Hybrid Precoder and Combiner Design with One-Bit Quantized Phase Shifters in mmWave MIMO Systems

TL;DR

This paper introduces a novel hybrid precoder and combiner design for mmWave MIMO systems using one-bit quantized phase shifters, achieving high spectral efficiency with reduced complexity and power consumption.

Contribution

It proposes a new binary analog precoder and combiner optimization algorithm with low complexity, specifically tailored for one-bit phase shifters in mmWave MIMO systems.

Findings

Outperforms existing one-bit PSs hybrid beamforming schemes.

Achieves near-optimal spectral efficiency with low complexity.

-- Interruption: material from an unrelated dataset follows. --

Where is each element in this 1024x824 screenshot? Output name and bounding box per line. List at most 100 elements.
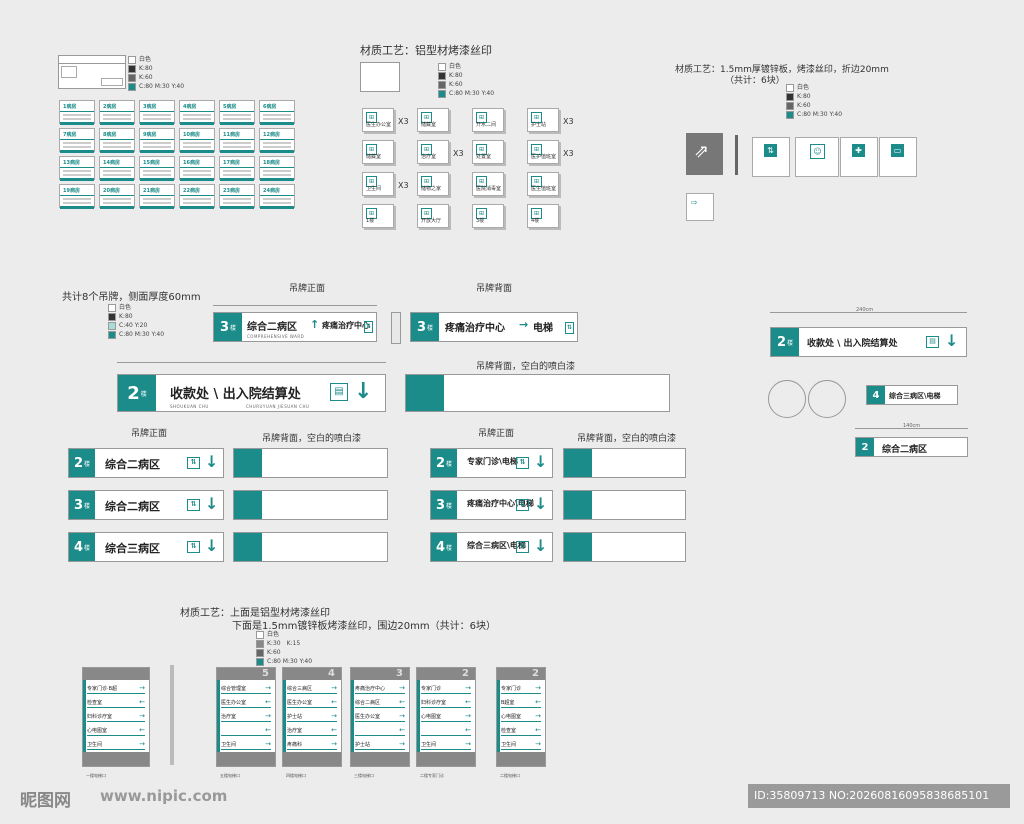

Demonstrates energy efficiency and cost-effectiveness in simulations.

Abstract

Analog/digital hybrid precoder and combiner have been widely used in millimeter wave (mmWave) multiple-input multiple-output (MIMO) systems due to its energy-efficient and economic superiorities. Infinite resolution of phase shifters (PSs) for the analog beamformer can achieve very close performance compared to the full-digital scheme but will result in high complexity and intensive power consumption. Thus, more cost effective and energy efficient low resolution PSs are typically used in practical mmWave MIMO systems. In this paper, we consider the joint hybrid precoder and combiner design with one-bit quantized PSs in mmWave MIMO systems. We propose to firstly design the analog precoder and combiner pair for each data stream successively, aiming at conditionally maximizing the spectral efficiency. We present a novel binary analog precoder and combiner optimization algorithm under a Rank-1 approximation of the interference-included equivalent channel with lower than quadratic complexity. Then the digital precoder and combiner are computed based on the obtained baseband effective channel to further enhance the spectral efficiency. Simulation results demonstrate that the proposed algorithm outperforms the existing one-bit PSs based hybrid beamforming scheme.